English edit

Adverb edit

thick and fast (not comparable)

  1. Occurring in large numbers and rapidly.
    • 1876, Mark Twain [pseudonym; Samuel Langhorne Clemens], chapter 13, in The Adventures of Tom Sawyer, Hartford, Conn.: The American Publishing Company, →OCLC, pages 113–114:
      He sobbed [] but he forgave them.
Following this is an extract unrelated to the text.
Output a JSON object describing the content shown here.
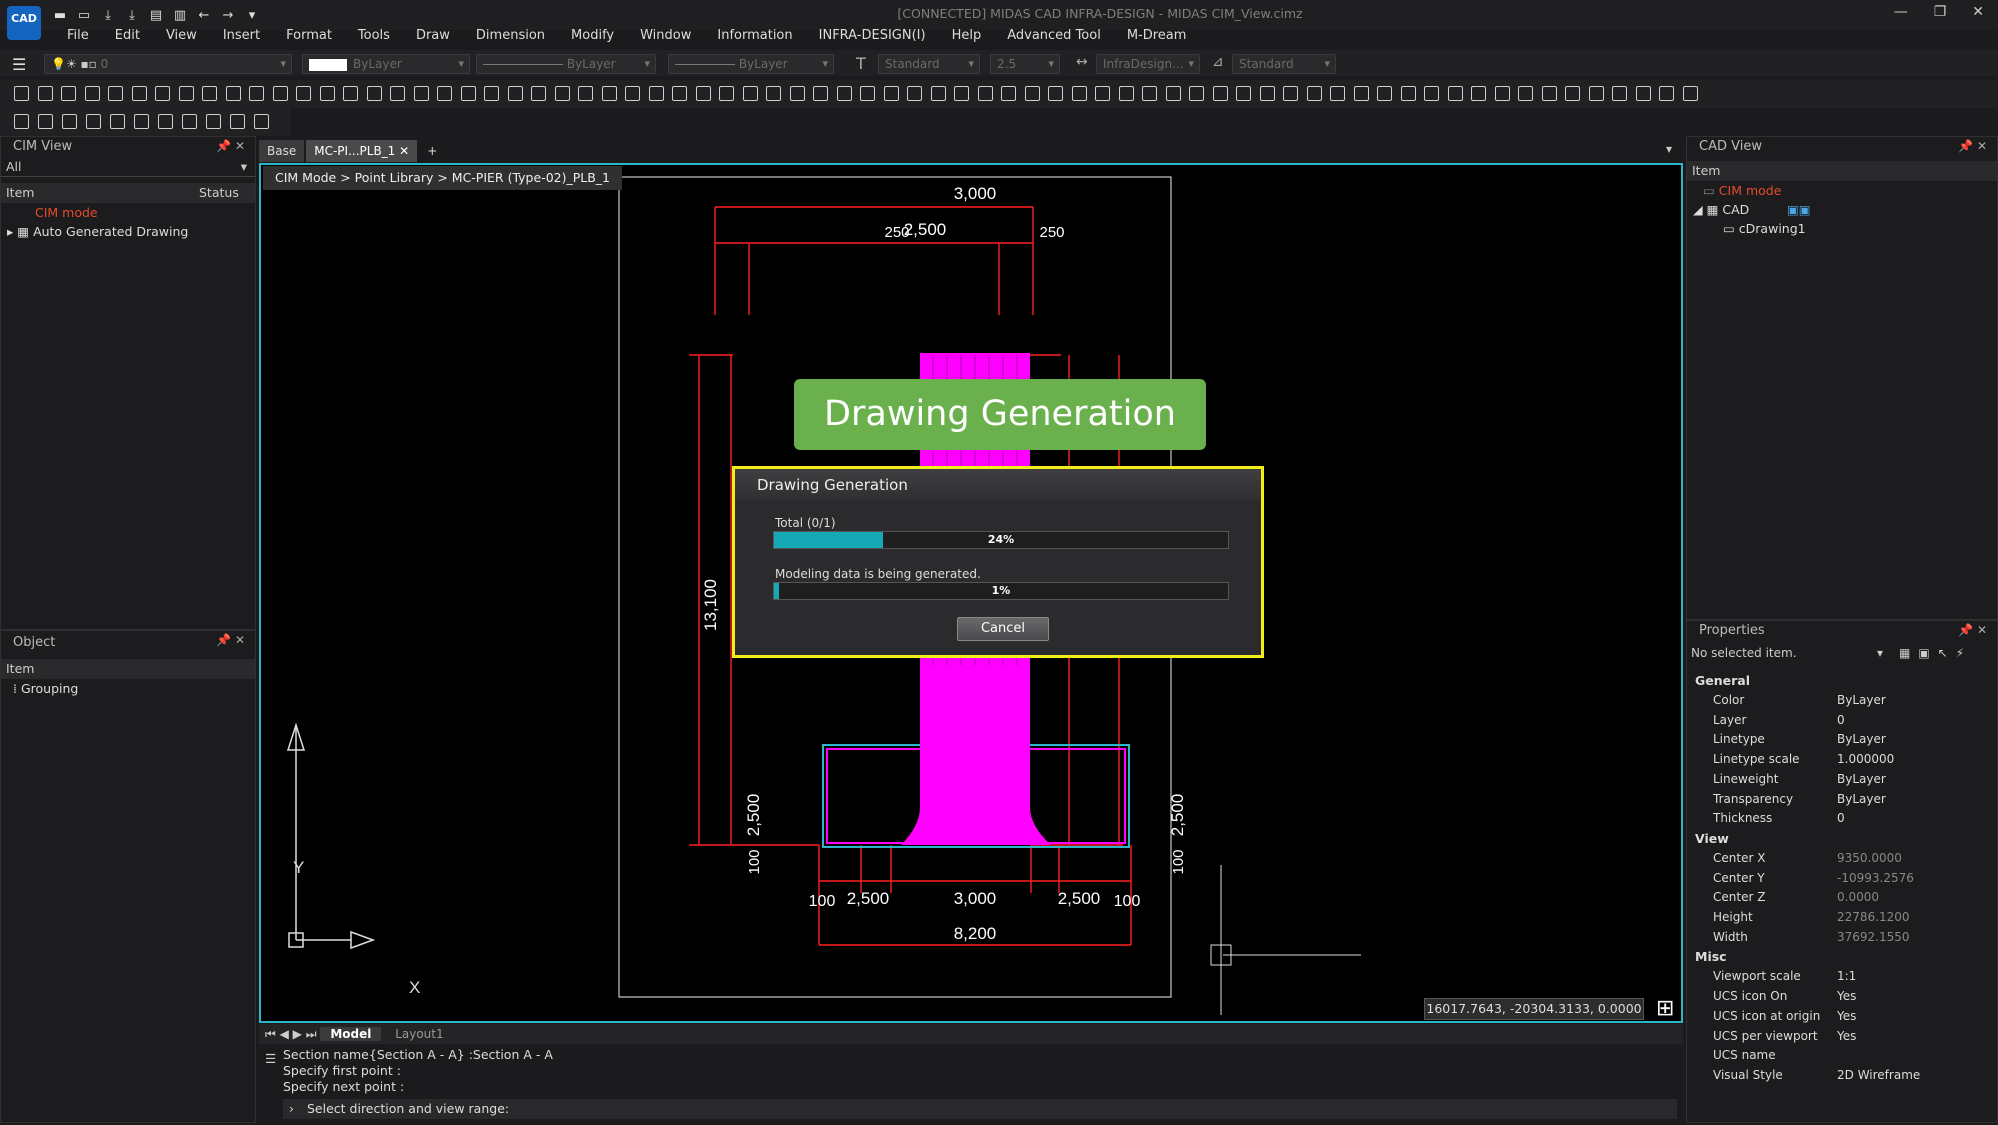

Then the sobs came thick and fast.
    • 1905 January 12, Baroness Orczy [i.e., Emma Orczy], The Scarlet Pimpernel, popular edition, London: Greening & Co., published 20 March 1912, →OCLC:
      [] in view of the many events which were crowding thick and fast in Paris just then []
    • 1905, Upton Sinclair, chapter XIX, in The Jungle, New York, N.Y.: Doubleday, Page & Company, published 26 February 1906, →OCLC:
      There were three or four inches of fresh snow on the ground, and the flakes were falling thick and fast.
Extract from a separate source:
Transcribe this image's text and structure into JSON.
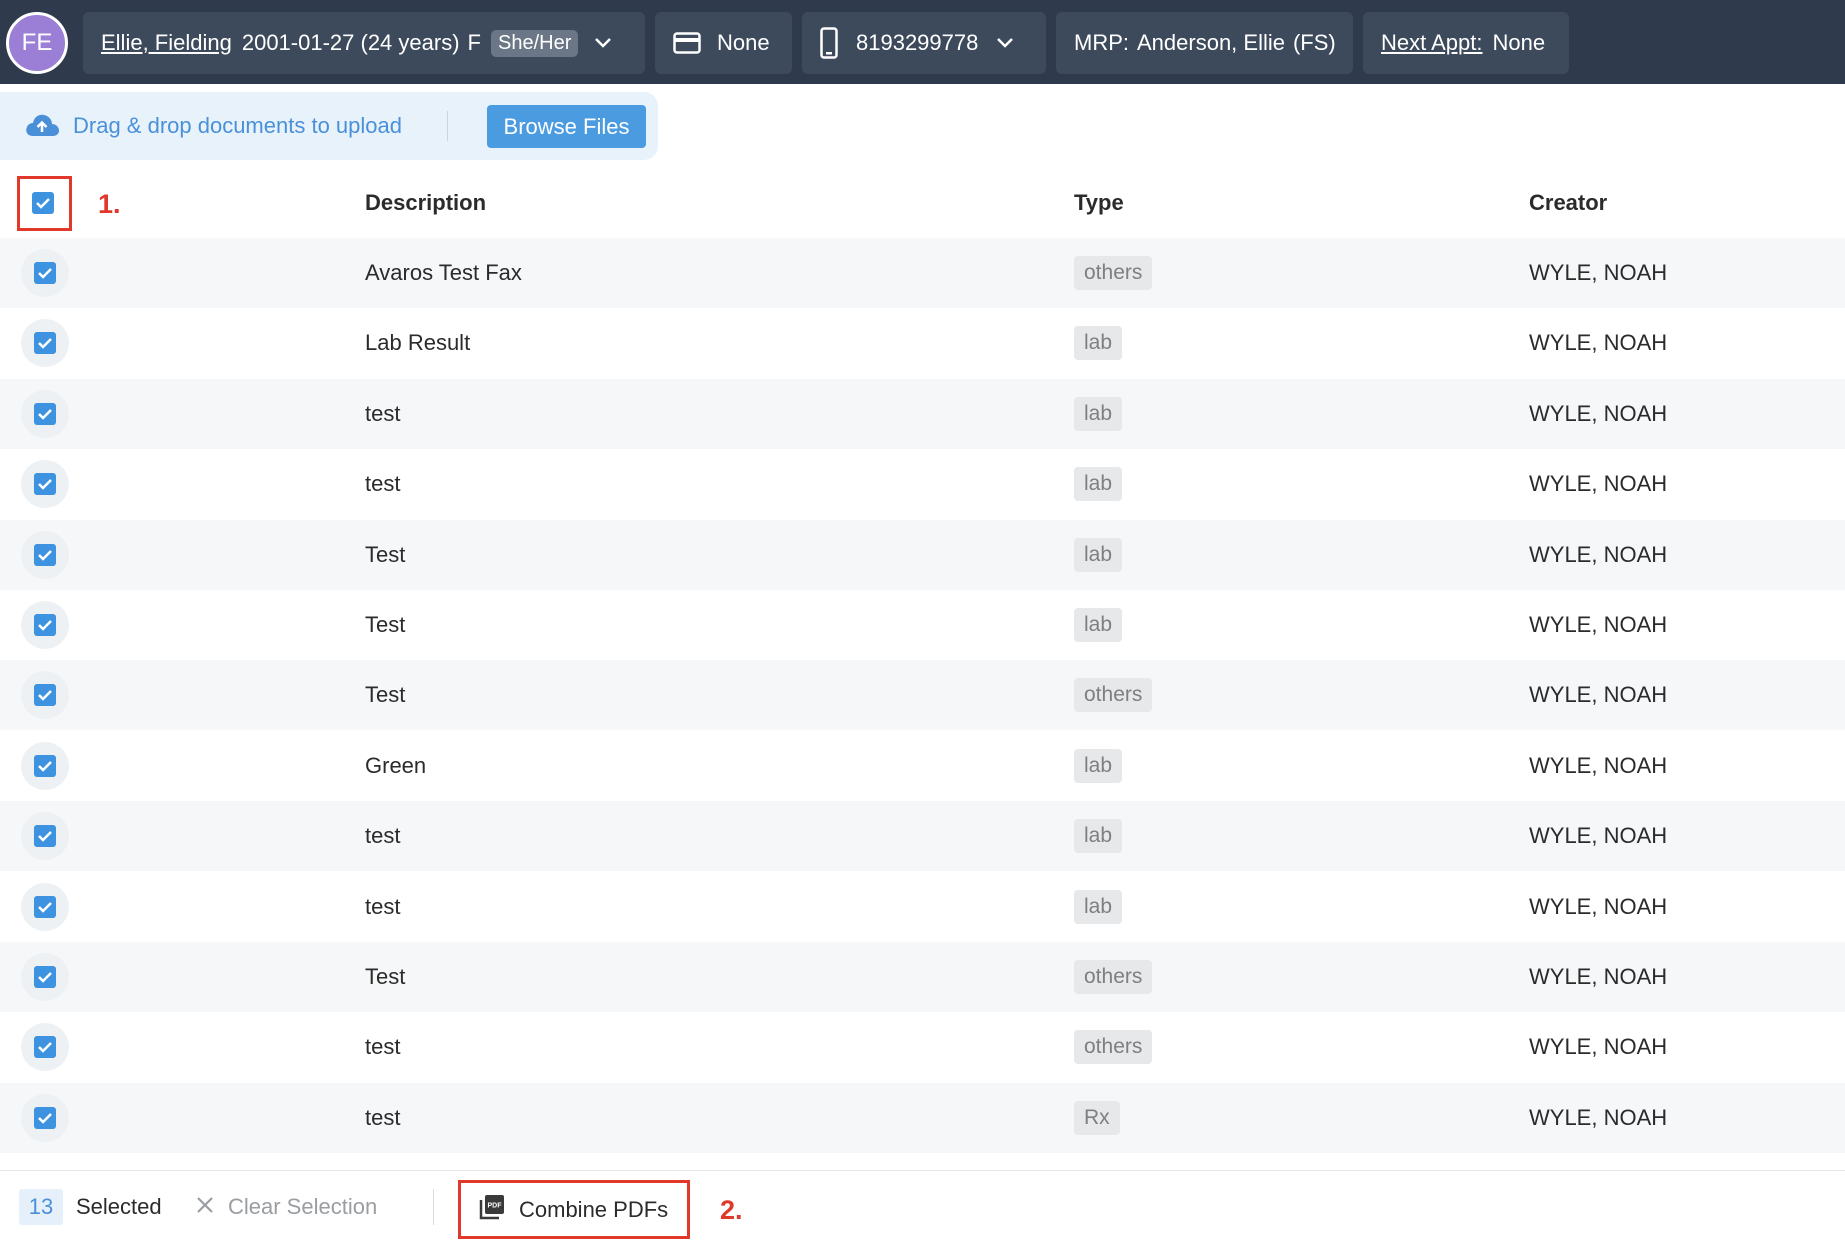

    • 1941 February, O. S. Nock, “The Locomotives of Sir Nigel Gresley: Part 1—G.N.R. 1911-1914”, in Railway Magazine, page 77:
      It links the time when single-wheelers were still being used on crack expresses to our modern streamline age, when up to the outbreak of war developments both at home and overseas were following thick and fast upon each other.